Most computerized forms of commercial loan agreements, notes and security documents include as “defaults” such events as:

“Lender determines in good faith that a material adverse change has occurred in Borrower’s financial condition ¼ or that the prospect for payment of the loan is impaired for any reason”

or the shorter:

“Lender in good faith believes itself insecure.”
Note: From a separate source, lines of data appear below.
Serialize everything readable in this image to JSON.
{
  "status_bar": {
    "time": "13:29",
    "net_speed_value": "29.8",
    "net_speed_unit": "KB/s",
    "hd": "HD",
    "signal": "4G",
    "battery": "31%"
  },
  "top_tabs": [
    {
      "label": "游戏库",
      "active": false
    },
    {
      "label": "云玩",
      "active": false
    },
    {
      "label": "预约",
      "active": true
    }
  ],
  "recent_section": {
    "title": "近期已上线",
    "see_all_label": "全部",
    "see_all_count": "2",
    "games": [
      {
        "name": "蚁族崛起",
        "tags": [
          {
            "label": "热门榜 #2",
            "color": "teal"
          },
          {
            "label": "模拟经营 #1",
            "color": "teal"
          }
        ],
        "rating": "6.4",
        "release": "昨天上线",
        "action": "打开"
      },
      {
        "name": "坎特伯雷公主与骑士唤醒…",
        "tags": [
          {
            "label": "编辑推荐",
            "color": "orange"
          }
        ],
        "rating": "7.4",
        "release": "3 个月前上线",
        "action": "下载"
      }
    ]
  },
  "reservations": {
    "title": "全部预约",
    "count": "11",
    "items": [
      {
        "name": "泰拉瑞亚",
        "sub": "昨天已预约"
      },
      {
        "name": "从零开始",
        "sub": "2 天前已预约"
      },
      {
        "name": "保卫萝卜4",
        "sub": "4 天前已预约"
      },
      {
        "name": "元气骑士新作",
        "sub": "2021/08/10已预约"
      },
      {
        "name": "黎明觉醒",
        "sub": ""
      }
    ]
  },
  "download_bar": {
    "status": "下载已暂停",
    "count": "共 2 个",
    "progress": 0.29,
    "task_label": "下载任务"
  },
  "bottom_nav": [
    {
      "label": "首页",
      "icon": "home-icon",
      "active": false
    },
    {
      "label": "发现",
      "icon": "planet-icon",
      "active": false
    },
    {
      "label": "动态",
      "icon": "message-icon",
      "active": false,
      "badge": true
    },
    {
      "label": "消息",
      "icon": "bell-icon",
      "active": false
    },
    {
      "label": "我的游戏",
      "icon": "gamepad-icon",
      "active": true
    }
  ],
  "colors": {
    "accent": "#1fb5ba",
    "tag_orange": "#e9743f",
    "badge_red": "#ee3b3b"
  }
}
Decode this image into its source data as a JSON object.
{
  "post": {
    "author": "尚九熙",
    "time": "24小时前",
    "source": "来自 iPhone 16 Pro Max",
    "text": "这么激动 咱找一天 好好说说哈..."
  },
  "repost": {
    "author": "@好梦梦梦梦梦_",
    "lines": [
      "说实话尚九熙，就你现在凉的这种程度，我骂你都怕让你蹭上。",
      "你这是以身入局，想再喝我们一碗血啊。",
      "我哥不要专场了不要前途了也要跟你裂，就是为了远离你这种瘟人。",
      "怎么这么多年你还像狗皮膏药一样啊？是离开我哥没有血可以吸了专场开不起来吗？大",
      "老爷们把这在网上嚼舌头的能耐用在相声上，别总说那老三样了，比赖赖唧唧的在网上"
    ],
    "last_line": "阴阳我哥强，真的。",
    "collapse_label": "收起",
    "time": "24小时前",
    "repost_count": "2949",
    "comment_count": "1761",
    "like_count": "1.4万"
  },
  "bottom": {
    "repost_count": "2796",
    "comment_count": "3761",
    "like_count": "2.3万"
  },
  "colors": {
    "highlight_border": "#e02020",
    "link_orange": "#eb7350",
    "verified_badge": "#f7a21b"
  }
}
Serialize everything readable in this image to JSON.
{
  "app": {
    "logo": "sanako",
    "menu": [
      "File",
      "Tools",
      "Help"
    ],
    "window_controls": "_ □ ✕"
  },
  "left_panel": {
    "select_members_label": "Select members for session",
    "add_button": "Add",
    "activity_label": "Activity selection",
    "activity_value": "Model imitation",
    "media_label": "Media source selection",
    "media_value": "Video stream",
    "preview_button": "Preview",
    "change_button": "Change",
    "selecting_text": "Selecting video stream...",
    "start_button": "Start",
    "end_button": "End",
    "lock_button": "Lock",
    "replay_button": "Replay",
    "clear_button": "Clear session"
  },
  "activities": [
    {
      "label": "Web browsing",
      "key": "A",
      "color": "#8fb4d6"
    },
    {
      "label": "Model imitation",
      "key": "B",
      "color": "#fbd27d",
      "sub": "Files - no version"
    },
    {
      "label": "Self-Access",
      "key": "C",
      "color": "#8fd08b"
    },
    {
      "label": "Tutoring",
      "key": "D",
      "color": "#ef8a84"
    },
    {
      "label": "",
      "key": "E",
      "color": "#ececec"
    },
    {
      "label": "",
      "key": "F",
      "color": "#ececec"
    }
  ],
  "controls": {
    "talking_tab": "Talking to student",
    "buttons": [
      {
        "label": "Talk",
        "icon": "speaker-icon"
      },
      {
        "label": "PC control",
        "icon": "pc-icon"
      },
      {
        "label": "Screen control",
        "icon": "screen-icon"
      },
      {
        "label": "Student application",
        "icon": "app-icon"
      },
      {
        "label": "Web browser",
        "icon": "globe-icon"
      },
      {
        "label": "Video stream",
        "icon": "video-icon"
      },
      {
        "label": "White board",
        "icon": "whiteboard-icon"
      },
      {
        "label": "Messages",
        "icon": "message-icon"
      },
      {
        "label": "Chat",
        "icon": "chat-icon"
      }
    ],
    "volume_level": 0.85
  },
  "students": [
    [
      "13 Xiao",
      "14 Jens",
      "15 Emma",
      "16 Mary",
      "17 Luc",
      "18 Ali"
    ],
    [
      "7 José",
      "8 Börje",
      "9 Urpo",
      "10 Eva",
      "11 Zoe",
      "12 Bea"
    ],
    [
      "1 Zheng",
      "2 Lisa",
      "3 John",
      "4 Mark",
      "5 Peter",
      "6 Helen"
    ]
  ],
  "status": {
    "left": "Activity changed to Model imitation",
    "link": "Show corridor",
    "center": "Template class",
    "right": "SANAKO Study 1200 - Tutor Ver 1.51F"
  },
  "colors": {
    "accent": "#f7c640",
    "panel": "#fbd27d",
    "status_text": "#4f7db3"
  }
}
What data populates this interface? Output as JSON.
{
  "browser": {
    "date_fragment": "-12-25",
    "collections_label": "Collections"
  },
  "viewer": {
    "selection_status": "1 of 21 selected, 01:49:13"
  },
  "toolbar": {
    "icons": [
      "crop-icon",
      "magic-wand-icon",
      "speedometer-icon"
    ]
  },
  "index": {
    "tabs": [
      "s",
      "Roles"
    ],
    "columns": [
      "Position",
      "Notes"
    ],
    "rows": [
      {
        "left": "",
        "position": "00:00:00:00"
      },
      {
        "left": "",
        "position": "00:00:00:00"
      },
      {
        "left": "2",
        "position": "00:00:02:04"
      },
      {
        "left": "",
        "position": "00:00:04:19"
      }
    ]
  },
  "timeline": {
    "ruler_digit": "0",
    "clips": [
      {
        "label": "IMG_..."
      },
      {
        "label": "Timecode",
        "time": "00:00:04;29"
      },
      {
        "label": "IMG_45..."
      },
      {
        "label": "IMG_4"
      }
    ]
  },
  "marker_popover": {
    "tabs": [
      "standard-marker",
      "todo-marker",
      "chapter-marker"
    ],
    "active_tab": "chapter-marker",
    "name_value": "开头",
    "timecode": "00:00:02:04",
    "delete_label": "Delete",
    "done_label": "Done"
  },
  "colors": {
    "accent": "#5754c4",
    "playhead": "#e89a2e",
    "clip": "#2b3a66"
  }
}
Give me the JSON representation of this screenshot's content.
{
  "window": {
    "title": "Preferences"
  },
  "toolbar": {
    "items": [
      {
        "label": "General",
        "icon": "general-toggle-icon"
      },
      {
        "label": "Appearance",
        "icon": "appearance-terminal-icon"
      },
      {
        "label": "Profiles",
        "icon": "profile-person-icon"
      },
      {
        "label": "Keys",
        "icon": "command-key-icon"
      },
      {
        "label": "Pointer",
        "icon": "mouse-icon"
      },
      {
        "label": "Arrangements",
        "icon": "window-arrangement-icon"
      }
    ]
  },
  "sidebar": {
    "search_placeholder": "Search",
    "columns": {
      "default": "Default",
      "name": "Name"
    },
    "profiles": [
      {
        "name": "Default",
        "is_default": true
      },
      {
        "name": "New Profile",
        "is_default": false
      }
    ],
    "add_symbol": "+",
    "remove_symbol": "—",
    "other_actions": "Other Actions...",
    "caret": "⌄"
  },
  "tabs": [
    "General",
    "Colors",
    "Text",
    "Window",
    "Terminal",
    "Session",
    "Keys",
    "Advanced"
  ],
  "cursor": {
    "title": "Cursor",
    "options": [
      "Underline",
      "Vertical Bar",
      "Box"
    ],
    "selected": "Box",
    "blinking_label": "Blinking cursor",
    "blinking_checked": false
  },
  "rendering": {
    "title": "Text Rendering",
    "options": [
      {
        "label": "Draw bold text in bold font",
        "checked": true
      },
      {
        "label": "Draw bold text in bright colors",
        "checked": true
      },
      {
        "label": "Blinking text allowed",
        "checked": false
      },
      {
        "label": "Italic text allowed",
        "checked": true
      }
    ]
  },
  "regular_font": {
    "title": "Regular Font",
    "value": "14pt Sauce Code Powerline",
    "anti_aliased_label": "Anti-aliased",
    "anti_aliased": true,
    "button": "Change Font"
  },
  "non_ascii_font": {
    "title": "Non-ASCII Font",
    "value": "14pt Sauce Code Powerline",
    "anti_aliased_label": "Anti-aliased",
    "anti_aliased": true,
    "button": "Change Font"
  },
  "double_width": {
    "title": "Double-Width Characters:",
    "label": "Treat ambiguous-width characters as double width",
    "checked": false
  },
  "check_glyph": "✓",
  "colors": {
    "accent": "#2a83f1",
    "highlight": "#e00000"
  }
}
Although by their literal terms such default provisions allow the lender to take drastic action (acceleration of debt; foreclosure on collateral) as long as the lender “believes” itself insecure, invoking such default provision is fraught with peril.  This is so even under Missouri law, which defines “good faith” as subjective “honesty in fact” under Missouri Uniform Commercial Code Articles 3 (negotiable instruments – notes) and 9 (secured transactions) and Missouri common law, unlike the UCC and common law of most other states, which define good faith as not only subjective honesty in fact but also the objective standard of “the observance of reasonable commercial standards of fair dealing.”  Uniform Version of UCC §3-103(6) and §9-102(43).

A bank recently experienced the perils of invoking an insecurity clause and as a result is facing a court trial (or agreeing to a settlement) on the issue of whether a default was properly invoked and, if not, the damages resulting to borrower.

In Frontenac Bank v. T.R. Hughes, Inc., et al., (Case No. ED97499, Mo. Ct. App. E.D.) issued September 25, 2012, borrower, a residential home builder, obtained various loans from the bank, beginning in 2003, reflected by seven promissory notes secured by deeds of trust on borrower’s properties.  Each note included as a default:  “Insecurity.  Lender in good faith believes itself insecure.”

On the basis of those provisions and the generally deteriorating residential homebuilding industry in 2009, the bank refused to allow borrower to take advances on borrower’s line of credit note to make interest payments on the other loans (which was the agreed purpose of the line of credit) and declared all notes in default, demanded full payment, foreclosed on and acquired three of borrower’s properties as the sole (credit) bidder and subsequently sold the properties.  The bank then sued the borrower and guarantors for the deficiencies on the seven notes.

Borrower and guarantors raised the affirmative defenses of breach of contract, breach of duty of good faith and fraud.  The trial court granted the bank’s motion for summary judgment on all counts against borrower and guarantor Thomas R. Hughes (His spouse escaped liability because of the bank’s violation of Regulation B under the Equal Credit Opportunity Act – which will be the subject of a future Alert).

On appeal, the Court of Appeals reversed the trial court’s grant of summary judgment after doing its own independent review of the facts and held that there were genuine disputes of material fact as to whether the bank improperly declared itself insecure and whether the bank breached its duties (which are implied in every contract) of good faith and fair dealing.  The Court of Appeals remanded the case to the circuit court for trial on that issue.

The Court of Appeals noted that the bank had renewed several of the notes shortly before declaring the defaults “without any subsequent material change taking place” and found that such fact could be seen as circumstantial evidence of the bank’s subjective lack of good faith in its belief that it was insecure about the prospect of repayment.  In so doing, the court did not say that the bank had to act reasonably but that arguably unreasonable actions could be evidence of a subjective lack of good faith.

This case holds several lessons, including: 

  • Lenders should invoke an insecurity default only as a last resort.  Courts are likely to look unfavorably upon such action when the inevitable deficiency suit is filed against the borrower and guarantors, especially, as in this case, where the borrower was current in its loan payments and apparently in compliance with all other loan covenants (if any) immediately prior to declaration of insecurity.
  • Before invoking an insecurity default, lenders should carefully review the history of loan administration to be sure that actions of the lender prior to invoking default are not inconsistent with its “insecurity.”  In this case, the lender had allowed the borrower to renew and extend the maturity dates of several of its loans shortly before declaring its insecurity and, the court found, no material change had occurred between the time of such renewals and the time lender invoked the insecurity default.
  • Lenders should consider establishing specific financial covenants to gauge borrower’s financial health and performance in lieu of or in addition to insecurity default provisions.  Failure to meet a minimum debt service coverage ratio should be an easily proven fact, not a subjective belief.